The American Pharmacist Association reported in 2016 that pharmacists enjoy the highest level of trust among healthcare professionals, with 60 percent of patients indicating a trust in their pharmacists.
Patients who trust their pharmacists become patients who build relationships with their pharmacists, and that generally means longevity.
Begin by listening to your patients. If you observe patterns among those in your community, like a struggle to control diabetes, build services around those challenges. Provide solutions to the very real problems your patients face.
Get to know the people in your community. Work to build relationships inside and outside of the pharmacy. Volunteer your time for causes you value.
Follow up with your patients regularly, especially in the case of negative feedback. It’s tempting to avoid difficult conversations, but hard feelings don’t typically go away on their own. Address the issues directly to help your patients feel heard.
Your choice of college won’t immediately make you an effective pharmacist: your trustworthiness will.
Establish trust among your team
Members of a pharmacy team must work together closely to ensure accuracy and efficiency for its patients.
You must inspire confidence in the people who work with you and respect every member of your team. When team members are confident that they are working toward a common goal, collaboration can exist because individual members aren’t focused on taking credit.
Rather than focusing on seniority, recognize the individual talents of every team member.
Support others when you can so that they will likely respond in-kind when you need help.
Recognize successes and hard work, and evaluate how the team as a whole can improve.
Just as you work to listen to your customers, do the same for the members of your team. People who believe that their input is valued will likely continue to offer it. The inverse is also true.
When you’re making your college choice, choose a school that values collaboration and teamwork.
Create a valuable pharmacy brand
The best college choice for pharmacists is a school that understands the importance of creating a valuable brand. And no, a brand isn’t simply the company you work for.
The pharmacy landscape changes almost daily, and pharmacies that survive will be those that understand the value of their own brand.
Simon Sinek says that people aren’t interested in what you do; they care more about why you do it. They care more about the human aspect of your work than the list of services available to them at your pharmacy.
Whatever your organization’s brand is, communicate that to your team members, first. A valuable brand relies heavily on buy-in from the people who represent that brand.
Then, help your team understand the value of communicating that brand to your patients. If your passion is adherence, help your team and your patients understand why adherence matters to you and why it should matter to them. Ensure that every member of the team is on board and all in.
Refuse to allow members of the team to undermine your brand. Work to create a culture that communicates your brand in everything that you do.

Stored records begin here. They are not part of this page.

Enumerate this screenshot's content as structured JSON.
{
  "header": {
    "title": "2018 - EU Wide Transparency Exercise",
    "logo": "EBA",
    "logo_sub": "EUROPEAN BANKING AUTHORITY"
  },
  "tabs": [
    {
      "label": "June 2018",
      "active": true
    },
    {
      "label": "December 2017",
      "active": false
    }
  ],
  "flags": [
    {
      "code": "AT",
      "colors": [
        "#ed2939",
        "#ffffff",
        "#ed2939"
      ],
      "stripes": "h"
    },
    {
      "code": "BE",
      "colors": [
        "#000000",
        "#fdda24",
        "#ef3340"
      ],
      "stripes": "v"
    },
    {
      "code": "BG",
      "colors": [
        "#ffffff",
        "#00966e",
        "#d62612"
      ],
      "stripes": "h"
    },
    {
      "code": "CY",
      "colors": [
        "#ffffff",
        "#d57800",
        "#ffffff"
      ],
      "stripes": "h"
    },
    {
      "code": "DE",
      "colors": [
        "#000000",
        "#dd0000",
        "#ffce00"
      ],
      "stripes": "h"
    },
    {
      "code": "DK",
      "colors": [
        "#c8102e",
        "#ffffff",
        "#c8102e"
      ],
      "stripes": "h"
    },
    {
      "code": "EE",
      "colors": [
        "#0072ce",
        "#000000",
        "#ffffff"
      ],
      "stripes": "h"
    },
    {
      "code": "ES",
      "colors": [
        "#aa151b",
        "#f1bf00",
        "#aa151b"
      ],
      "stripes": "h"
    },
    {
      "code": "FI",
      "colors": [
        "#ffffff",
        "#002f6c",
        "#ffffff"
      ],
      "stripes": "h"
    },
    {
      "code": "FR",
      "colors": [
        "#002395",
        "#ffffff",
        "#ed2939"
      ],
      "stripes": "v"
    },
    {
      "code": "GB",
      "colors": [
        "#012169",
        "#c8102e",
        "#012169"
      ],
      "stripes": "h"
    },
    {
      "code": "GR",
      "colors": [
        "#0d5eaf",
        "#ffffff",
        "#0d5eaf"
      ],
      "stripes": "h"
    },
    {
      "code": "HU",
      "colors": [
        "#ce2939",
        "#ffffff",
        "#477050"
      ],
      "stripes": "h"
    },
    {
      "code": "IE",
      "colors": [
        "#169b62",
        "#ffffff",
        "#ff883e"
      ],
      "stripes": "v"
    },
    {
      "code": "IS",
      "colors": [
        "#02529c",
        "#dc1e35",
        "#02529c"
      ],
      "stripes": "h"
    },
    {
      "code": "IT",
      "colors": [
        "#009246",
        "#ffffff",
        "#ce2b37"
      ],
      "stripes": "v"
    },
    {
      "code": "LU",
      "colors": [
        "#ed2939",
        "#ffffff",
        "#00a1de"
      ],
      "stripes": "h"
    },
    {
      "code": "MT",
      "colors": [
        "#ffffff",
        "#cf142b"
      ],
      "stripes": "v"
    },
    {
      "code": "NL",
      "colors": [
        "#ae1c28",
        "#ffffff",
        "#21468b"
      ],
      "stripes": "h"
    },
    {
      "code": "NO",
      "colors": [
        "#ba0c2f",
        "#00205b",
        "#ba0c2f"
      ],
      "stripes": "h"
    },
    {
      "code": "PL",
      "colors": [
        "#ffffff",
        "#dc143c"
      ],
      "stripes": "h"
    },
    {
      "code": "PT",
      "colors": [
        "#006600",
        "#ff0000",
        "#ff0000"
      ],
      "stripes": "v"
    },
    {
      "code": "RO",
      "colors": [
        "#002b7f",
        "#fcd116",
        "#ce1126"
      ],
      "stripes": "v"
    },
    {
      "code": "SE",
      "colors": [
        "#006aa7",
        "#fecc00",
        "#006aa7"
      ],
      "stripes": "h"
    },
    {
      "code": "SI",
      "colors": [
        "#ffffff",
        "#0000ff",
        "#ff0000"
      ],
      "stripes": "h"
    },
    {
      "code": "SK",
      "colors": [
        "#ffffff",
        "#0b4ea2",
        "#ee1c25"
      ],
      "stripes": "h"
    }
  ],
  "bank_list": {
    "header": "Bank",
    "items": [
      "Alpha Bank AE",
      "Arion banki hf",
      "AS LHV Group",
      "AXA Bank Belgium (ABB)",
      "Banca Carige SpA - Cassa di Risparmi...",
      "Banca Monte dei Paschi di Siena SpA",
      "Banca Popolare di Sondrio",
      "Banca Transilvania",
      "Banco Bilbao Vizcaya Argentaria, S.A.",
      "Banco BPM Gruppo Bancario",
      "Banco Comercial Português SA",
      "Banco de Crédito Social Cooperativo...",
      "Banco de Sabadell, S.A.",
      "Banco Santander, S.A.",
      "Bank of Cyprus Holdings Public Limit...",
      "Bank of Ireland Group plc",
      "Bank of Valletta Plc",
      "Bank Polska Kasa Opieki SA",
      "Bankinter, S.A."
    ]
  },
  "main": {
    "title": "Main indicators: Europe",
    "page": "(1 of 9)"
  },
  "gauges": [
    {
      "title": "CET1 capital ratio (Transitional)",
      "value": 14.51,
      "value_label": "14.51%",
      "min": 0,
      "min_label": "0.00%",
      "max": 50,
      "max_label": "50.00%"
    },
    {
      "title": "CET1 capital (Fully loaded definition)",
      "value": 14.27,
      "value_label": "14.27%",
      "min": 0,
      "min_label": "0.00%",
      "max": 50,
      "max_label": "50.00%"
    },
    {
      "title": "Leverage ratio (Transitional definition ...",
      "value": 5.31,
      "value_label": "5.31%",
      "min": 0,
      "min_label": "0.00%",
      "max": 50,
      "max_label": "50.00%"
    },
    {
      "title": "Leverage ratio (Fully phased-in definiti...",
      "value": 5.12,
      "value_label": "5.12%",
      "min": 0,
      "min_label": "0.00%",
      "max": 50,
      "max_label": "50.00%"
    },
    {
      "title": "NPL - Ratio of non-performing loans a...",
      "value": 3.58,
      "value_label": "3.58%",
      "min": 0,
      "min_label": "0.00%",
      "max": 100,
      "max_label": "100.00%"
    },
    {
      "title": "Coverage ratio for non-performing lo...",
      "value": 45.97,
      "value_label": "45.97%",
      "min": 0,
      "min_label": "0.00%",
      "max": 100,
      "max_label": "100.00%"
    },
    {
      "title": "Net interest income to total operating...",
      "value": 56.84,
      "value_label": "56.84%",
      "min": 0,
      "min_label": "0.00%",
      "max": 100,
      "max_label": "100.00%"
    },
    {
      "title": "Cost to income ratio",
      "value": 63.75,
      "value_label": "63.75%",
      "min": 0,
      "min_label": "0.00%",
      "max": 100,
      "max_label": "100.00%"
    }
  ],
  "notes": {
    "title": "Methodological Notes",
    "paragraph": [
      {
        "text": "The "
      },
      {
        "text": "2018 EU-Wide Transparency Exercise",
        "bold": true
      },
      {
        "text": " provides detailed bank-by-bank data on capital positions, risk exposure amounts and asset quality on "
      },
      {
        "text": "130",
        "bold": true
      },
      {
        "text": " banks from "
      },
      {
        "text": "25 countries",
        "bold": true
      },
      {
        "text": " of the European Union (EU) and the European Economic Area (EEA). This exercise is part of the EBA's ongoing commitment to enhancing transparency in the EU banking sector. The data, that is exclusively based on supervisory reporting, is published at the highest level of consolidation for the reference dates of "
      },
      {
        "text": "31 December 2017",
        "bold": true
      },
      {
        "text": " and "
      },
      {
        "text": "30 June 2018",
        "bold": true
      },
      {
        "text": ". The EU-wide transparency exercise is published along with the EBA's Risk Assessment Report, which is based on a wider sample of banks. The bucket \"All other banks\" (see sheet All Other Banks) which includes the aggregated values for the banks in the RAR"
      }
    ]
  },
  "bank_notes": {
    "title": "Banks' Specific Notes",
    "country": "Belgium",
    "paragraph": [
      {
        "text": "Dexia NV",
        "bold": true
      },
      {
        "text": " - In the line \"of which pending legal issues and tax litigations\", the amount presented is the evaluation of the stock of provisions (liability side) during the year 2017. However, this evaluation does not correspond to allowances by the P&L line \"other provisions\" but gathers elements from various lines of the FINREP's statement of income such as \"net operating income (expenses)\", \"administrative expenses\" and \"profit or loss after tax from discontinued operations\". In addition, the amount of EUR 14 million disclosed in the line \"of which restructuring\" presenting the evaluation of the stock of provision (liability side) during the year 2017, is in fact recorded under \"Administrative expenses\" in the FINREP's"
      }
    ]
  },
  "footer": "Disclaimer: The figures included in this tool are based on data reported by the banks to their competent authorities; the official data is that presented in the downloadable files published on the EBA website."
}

Take control of your pharmacy career
The most important consideration in terms of college choice for pharmacists is choosing a school that fits you personally. Name recognition and networking power mean nothing if you’re not successful in your academics. Additionally, given that the average pharmacy student already struggles under heavy debt loads, the most exclusive schools may limit your future options rather than improving them.
Pharmacists whose academic careers are behind them will likely confirm that there are plenty of capable pharmacy schools to choose from.
Research their values and beliefs and their areas of specialty before deciding where you’ll go. Match them to your own goals to increase the odds of building a valuable pharmacy career.